Last updated Nov 29, 2025
aigovernment
At some future point (no specific year given), AI models will be formally allowed to obtain professional certifications such as bar admission (law) and medical licensing, to the extent that prediction markets like Polymarket could list and resolve a market on this event occurring.
It sounds crazy today, but I guarantee if you put it on polymarket, there will be a date when this happens.View on YouTube
Explanation

As of November 30, 2025, there is no evidence that any jurisdiction has formally granted a professional license (such as bar admission or a medical license) directly to an AI system or model.

Medicine:

  • Some AI systems have passed or achieved high scores on medical licensing exams (e.g., the Xiaoyi robot in China passing the national medical licensing exam; OpenEvidence’s model scoring up to 100% on the USMLE), but these systems are not recognized as licensed physicians.
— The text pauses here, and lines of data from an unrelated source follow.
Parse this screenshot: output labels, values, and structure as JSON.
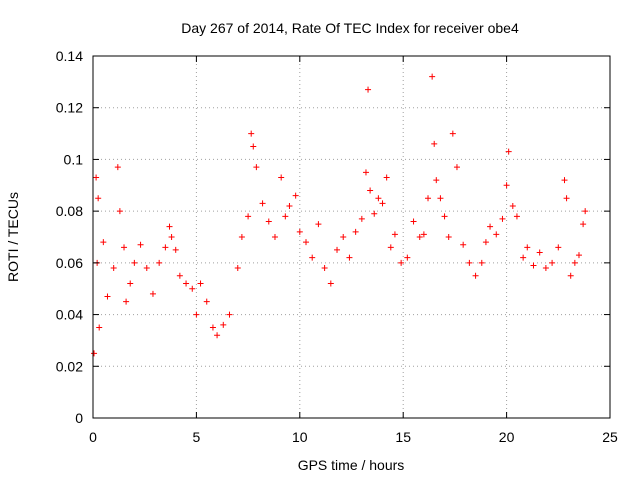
{
  "chart_data": {
    "type": "scatter",
    "title": "Day 267 of 2014, Rate Of TEC Index for receiver obe4",
    "xlabel": "GPS time / hours",
    "ylabel": "ROTI / TECUs",
    "xlim": [
      0,
      25
    ],
    "ylim": [
      0,
      0.14
    ],
    "x_ticks": [
      0,
      5,
      10,
      15,
      20,
      25
    ],
    "x_tick_labels": [
      "0",
      "5",
      "10",
      "15",
      "20",
      "25"
    ],
    "y_ticks": [
      0,
      0.02,
      0.04,
      0.06,
      0.08,
      0.1,
      0.12,
      0.14
    ],
    "y_tick_labels": [
      "0",
      "0.02",
      "0.04",
      "0.06",
      "0.08",
      "0.1",
      "0.12",
      "0.14"
    ],
    "grid": true,
    "marker": "+",
    "color": "#ff0000",
    "series": [
      {
        "x": [
          0.05,
          0.15,
          0.2,
          0.25,
          0.3,
          0.5,
          0.7,
          1.0,
          1.2,
          1.3,
          1.5,
          1.6,
          1.8,
          2.0,
          2.3,
          2.6,
          2.9,
          3.2,
          3.5,
          3.7,
          3.8,
          4.0,
          4.2,
          4.5,
          4.8,
          5.0,
          5.2,
          5.5,
          5.8,
          6.0,
          6.3,
          6.6,
          7.0,
          7.2,
          7.5,
          7.65,
          7.75,
          7.9,
          8.2,
          8.5,
          8.8,
          9.1,
          9.3,
          9.5,
          9.8,
          10.0,
          10.3,
          10.6,
          10.9,
          11.2,
          11.5,
          11.8,
          12.1,
          12.4,
          12.7,
          13.0,
          13.2,
          13.3,
          13.4,
          13.6,
          13.8,
          14.0,
          14.2,
          14.4,
          14.6,
          14.9,
          15.2,
          15.5,
          15.8,
          16.0,
          16.2,
          16.4,
          16.5,
          16.6,
          16.8,
          17.0,
          17.2,
          17.4,
          17.6,
          17.9,
          18.2,
          18.5,
          18.8,
          19.0,
          19.2,
          19.5,
          19.8,
          20.0,
          20.1,
          20.3,
          20.5,
          20.8,
          21.0,
          21.3,
          21.6,
          21.9,
          22.2,
          22.5,
          22.8,
          22.9,
          23.1,
          23.3,
          23.5,
          23.7,
          23.8
        ],
        "y": [
          0.025,
          0.093,
          0.06,
          0.085,
          0.035,
          0.068,
          0.047,
          0.058,
          0.097,
          0.08,
          0.066,
          0.045,
          0.052,
          0.06,
          0.067,
          0.058,
          0.048,
          0.06,
          0.066,
          0.074,
          0.07,
          0.065,
          0.055,
          0.052,
          0.05,
          0.04,
          0.052,
          0.045,
          0.035,
          0.032,
          0.036,
          0.04,
          0.058,
          0.07,
          0.078,
          0.11,
          0.105,
          0.097,
          0.083,
          0.076,
          0.07,
          0.093,
          0.078,
          0.082,
          0.086,
          0.072,
          0.068,
          0.062,
          0.075,
          0.058,
          0.052,
          0.065,
          0.07,
          0.062,
          0.072,
          0.077,
          0.095,
          0.127,
          0.088,
          0.079,
          0.085,
          0.083,
          0.093,
          0.066,
          0.071,
          0.06,
          0.062,
          0.076,
          0.07,
          0.071,
          0.085,
          0.132,
          0.106,
          0.092,
          0.085,
          0.078,
          0.07,
          0.11,
          0.097,
          0.067,
          0.06,
          0.055,
          0.06,
          0.068,
          0.074,
          0.071,
          0.077,
          0.09,
          0.103,
          0.082,
          0.078,
          0.062,
          0.066,
          0.059,
          0.064,
          0.058,
          0.06,
          0.066,
          0.092,
          0.085,
          0.055,
          0.06,
          0.063,
          0.075,
          0.08
        ]
      }
    ]
  }
}
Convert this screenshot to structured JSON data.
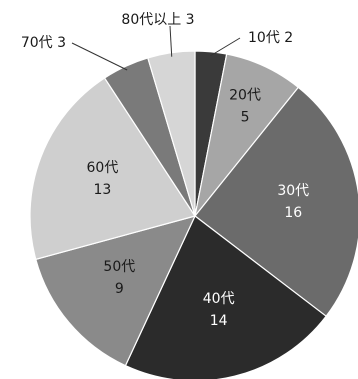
{
  "chart_data": {
    "type": "pie",
    "title": "",
    "start_angle_deg": 0,
    "direction": "clockwise",
    "slices": [
      {
        "label": "10代",
        "value": 2,
        "color": "#3a3a3a",
        "text_color": "#1a1a1a",
        "outside": true
      },
      {
        "label": "20代",
        "value": 5,
        "color": "#a6a6a6",
        "text_color": "#1a1a1a",
        "outside": false
      },
      {
        "label": "30代",
        "value": 16,
        "color": "#6b6b6b",
        "text_color": "#ffffff",
        "outside": false
      },
      {
        "label": "40代",
        "value": 14,
        "color": "#2b2b2b",
        "text_color": "#ffffff",
        "outside": false
      },
      {
        "label": "50代",
        "value": 9,
        "color": "#8a8a8a",
        "text_color": "#1a1a1a",
        "outside": false
      },
      {
        "label": "60代",
        "value": 13,
        "color": "#cfcfcf",
        "text_color": "#1a1a1a",
        "outside": false
      },
      {
        "label": "70代",
        "value": 3,
        "color": "#7a7a7a",
        "text_color": "#1a1a1a",
        "outside": true
      },
      {
        "label": "80代以上",
        "value": 3,
        "color": "#d6d6d6",
        "text_color": "#1a1a1a",
        "outside": true
      }
    ]
  }
}
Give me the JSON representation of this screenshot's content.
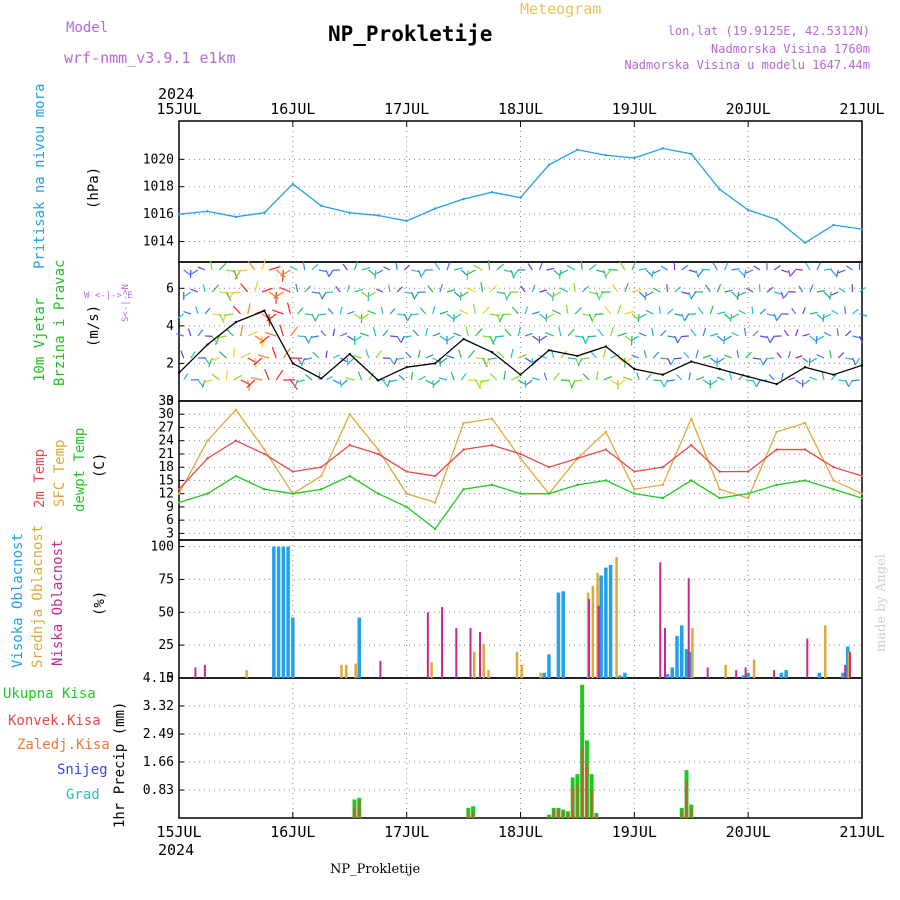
{
  "header": {
    "model_label": "Model",
    "model_name": "wrf-nmm_v3.9.1 e1km",
    "station": "NP_Prokletije",
    "meteogram": "Meteogram",
    "coords": "lon,lat (19.9125E, 42.5312N)",
    "elevation": "Nadmorska Visina 1760m",
    "elevation_model": "Nadmorska Visina u modelu 1647.44m"
  },
  "footer": {
    "station": "NP_Prokletije",
    "credit": "made by Angel"
  },
  "colors": {
    "pressure": "#22a0e8",
    "wind_label": "#22c022",
    "temp2m": "#e84848",
    "sfc": "#e0a838",
    "dewpt": "#22c822",
    "high": "#22a0e8",
    "mid": "#e0a838",
    "low": "#c8288c",
    "precip_total": "#22c822",
    "precip_conv": "#e84848",
    "precip_froz": "#f07830",
    "snow": "#3848e8",
    "graupel": "#22c0c0"
  },
  "chart_data": [
    {
      "type": "line",
      "year_label": "2024",
      "x_ticks": [
        "15JUL",
        "16JUL",
        "17JUL",
        "18JUL",
        "19JUL",
        "20JUL",
        "21JUL"
      ],
      "ylabel": [
        "Pritisak na nivou mora",
        "(hPa)"
      ],
      "ylim": [
        1012.5,
        1022.8
      ],
      "yticks": [
        1014,
        1016,
        1018,
        1020
      ],
      "x_hours": [
        0,
        6,
        12,
        18,
        24,
        30,
        36,
        42,
        48,
        54,
        60,
        66,
        72,
        78,
        84,
        90,
        96,
        102,
        108,
        114,
        120,
        126,
        132,
        138,
        144
      ],
      "series": [
        {
          "name": "",
          "values": [
            1016.0,
            1016.2,
            1015.8,
            1016.1,
            1018.2,
            1016.6,
            1016.1,
            1015.9,
            1015.5,
            1016.4,
            1017.1,
            1017.6,
            1017.2,
            1019.6,
            1020.7,
            1020.3,
            1020.1,
            1020.8,
            1020.4,
            1017.8,
            1016.3,
            1015.6,
            1013.9,
            1015.2,
            1014.9
          ]
        }
      ]
    },
    {
      "type": "line",
      "ylabel": [
        "10m Vjetar",
        "Brzina i Pravac",
        "(m/s)"
      ],
      "compass": "W <-|-> E",
      "compass_ns": "S<-|->N",
      "ylim": [
        0,
        7.4
      ],
      "yticks": [
        0,
        2,
        4,
        6
      ],
      "x_hours": [
        0,
        6,
        12,
        18,
        24,
        30,
        36,
        42,
        48,
        54,
        60,
        66,
        72,
        78,
        84,
        90,
        96,
        102,
        108,
        114,
        120,
        126,
        132,
        138,
        144
      ],
      "series": [
        {
          "name": "",
          "values": [
            1.5,
            3.0,
            4.2,
            4.8,
            2.0,
            1.2,
            2.5,
            1.1,
            1.8,
            2.0,
            3.3,
            2.6,
            1.4,
            2.7,
            2.4,
            2.9,
            1.7,
            1.4,
            2.1,
            1.7,
            1.3,
            0.9,
            1.8,
            1.4,
            1.9
          ]
        }
      ]
    },
    {
      "type": "line",
      "ylabel": [
        "2m Temp",
        "SFC Temp",
        "dewpt Temp",
        "(C)"
      ],
      "ylim": [
        1.5,
        33
      ],
      "yticks": [
        3,
        6,
        9,
        12,
        15,
        18,
        21,
        24,
        27,
        30,
        33
      ],
      "x_hours": [
        0,
        6,
        12,
        18,
        24,
        30,
        36,
        42,
        48,
        54,
        60,
        66,
        72,
        78,
        84,
        90,
        96,
        102,
        108,
        114,
        120,
        126,
        132,
        138,
        144
      ],
      "series": [
        {
          "name": "2m Temp",
          "values": [
            13,
            20,
            24,
            21,
            17,
            18,
            23,
            21,
            17,
            16,
            22,
            23,
            21,
            18,
            20,
            22,
            17,
            18,
            23,
            17,
            17,
            22,
            22,
            18,
            16
          ]
        },
        {
          "name": "SFC Temp",
          "values": [
            12,
            24,
            31,
            22,
            12,
            16,
            30,
            22,
            12,
            10,
            28,
            29,
            20,
            12,
            20,
            26,
            13,
            14,
            29,
            13,
            11,
            26,
            28,
            15,
            12
          ]
        },
        {
          "name": "dewpt Temp",
          "values": [
            10,
            12,
            16,
            13,
            12,
            13,
            16,
            12,
            9,
            4,
            13,
            14,
            12,
            12,
            14,
            15,
            12,
            11,
            15,
            11,
            12,
            14,
            15,
            13,
            11
          ]
        }
      ]
    },
    {
      "type": "bar",
      "ylabel": [
        "Visoka Oblacnost",
        "Srednja Oblacnost",
        "Niska Oblacnost",
        "(%)"
      ],
      "ylim": [
        0,
        105
      ],
      "yticks": [
        0,
        25,
        50,
        75,
        100
      ],
      "series": [
        {
          "name": "Visoka Oblacnost",
          "x_hours": [
            20,
            21,
            22,
            23,
            24,
            38,
            77,
            78,
            80,
            81,
            89,
            90,
            91,
            93,
            94,
            103,
            104,
            105,
            106,
            107,
            108,
            119,
            120,
            127,
            128,
            135,
            140,
            141
          ],
          "values": [
            100,
            100,
            100,
            100,
            46,
            46,
            4,
            18,
            65,
            66,
            78,
            84,
            86,
            2,
            4,
            3,
            8,
            32,
            40,
            22,
            20,
            2,
            4,
            4,
            6,
            4,
            4,
            24
          ]
        },
        {
          "name": "Srednja Oblacnost",
          "x_hours": [
            14,
            34,
            35,
            37,
            53,
            62,
            64,
            65,
            71,
            72,
            76,
            86,
            87,
            88,
            92,
            108,
            115,
            121,
            136,
            141
          ],
          "values": [
            6,
            10,
            10,
            11,
            12,
            20,
            26,
            6,
            20,
            10,
            4,
            65,
            70,
            80,
            92,
            38,
            10,
            14,
            40,
            20
          ]
        },
        {
          "name": "Niska Oblacnost",
          "x_hours": [
            3,
            5,
            42,
            52,
            55,
            58,
            61,
            63,
            86,
            88,
            101,
            102,
            107,
            111,
            117,
            119,
            125,
            132,
            140,
            141
          ],
          "values": [
            8,
            10,
            13,
            50,
            54,
            38,
            38,
            35,
            60,
            55,
            88,
            38,
            76,
            8,
            6,
            8,
            6,
            30,
            10,
            20
          ]
        }
      ]
    },
    {
      "type": "bar",
      "ylabel": [
        "1hr Precip (mm)"
      ],
      "legend": [
        "Ukupna Kisa",
        "Konvek.Kisa",
        "Zaledj.Kisa",
        "Snijeg",
        "Grad"
      ],
      "ylim": [
        0,
        4.15
      ],
      "yticks": [
        0.83,
        1.66,
        2.49,
        3.32,
        4.15
      ],
      "ytick_labels": [
        "0.83",
        "1.66",
        "2.49",
        "3.32",
        "4.15"
      ],
      "series": [
        {
          "name": "Ukupna Kisa",
          "x_hours": [
            37,
            38,
            61,
            62,
            78,
            79,
            80,
            81,
            82,
            83,
            84,
            85,
            86,
            87,
            88,
            106,
            107,
            108
          ],
          "values": [
            0.55,
            0.6,
            0.3,
            0.35,
            0.1,
            0.3,
            0.3,
            0.25,
            0.2,
            1.2,
            1.3,
            3.95,
            2.3,
            1.3,
            0.15,
            0.3,
            1.42,
            0.4
          ]
        },
        {
          "name": "Konvek.Kisa",
          "x_hours": [
            37,
            38,
            61,
            62,
            78,
            79,
            80,
            81,
            82,
            83,
            84,
            85,
            86,
            87,
            88,
            106,
            107,
            108
          ],
          "values": [
            0.3,
            0.5,
            0.1,
            0.2,
            0.05,
            0.25,
            0.25,
            0.2,
            0.15,
            0.9,
            1.0,
            2.1,
            1.6,
            0.8,
            0.1,
            0.2,
            1.1,
            0.3
          ]
        }
      ]
    }
  ]
}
They function as decision-support tools for human doctors, not as independently licensed professionals. (en.wikipedia.org)
  • U.S. regulators are explicitly reinforcing that only humans can be licensed clinicians. California’s AB 489, signed into law in October 2025, prohibits AI systems from presenting themselves as licensed health professionals and extends existing title-protection rules to AI developers and deployers. The California Medical Board has emphasized that only a “natural person” may be a licensed physician in the state. (medscape.com)

Law:

  • In the U.S., unauthorized practice of law (UPL) statutes in all states restrict legal practice to individuals who are licensed attorneys, and existing case law and guidance frame the practice of law as limited to natural persons who have been admitted to the bar. (americanbar.org)
  • While LLMs have passed bar-exam-style benchmarks, and legal AI tools like Harvey or others are widely used, they operate under the supervision of human lawyers rather than holding any bar license themselves. Regulatory reform efforts in states like Utah, Arizona, and Washington expand business models and tech use but still premise actual legal practice on human licensees. (reuters.com)

Emerging proposals, not law:

  • The U.S. Healthy Technology Act of 2025 (H.R. 238) would allow AI/ML systems to qualify as practitioners eligible to prescribe drugs under specified conditions, but as of late November 2025 it remains only introduced and referred to committee, with no passage in either chamber. (congress.gov)

Given this:

  • The specific event Friedberg predicts — AI models being formally allowed to obtain professional certifications like bar admission or medical licensing, to a degree that a Polymarket contract could cleanly resolve on that fact — has not occurred by November 30, 2025.
  • However, his prediction is explicitly open-ended (“there will be a date when this happens”) with no time horizon, so the fact that it has not yet occurred does not make it wrong; it is simply untested so far.

Because the outcome is about an unspecified future date and there is still ample time for such regulatory changes to (or not to) occur, the correct classification today is “inconclusive (too early)”, not right or wrong.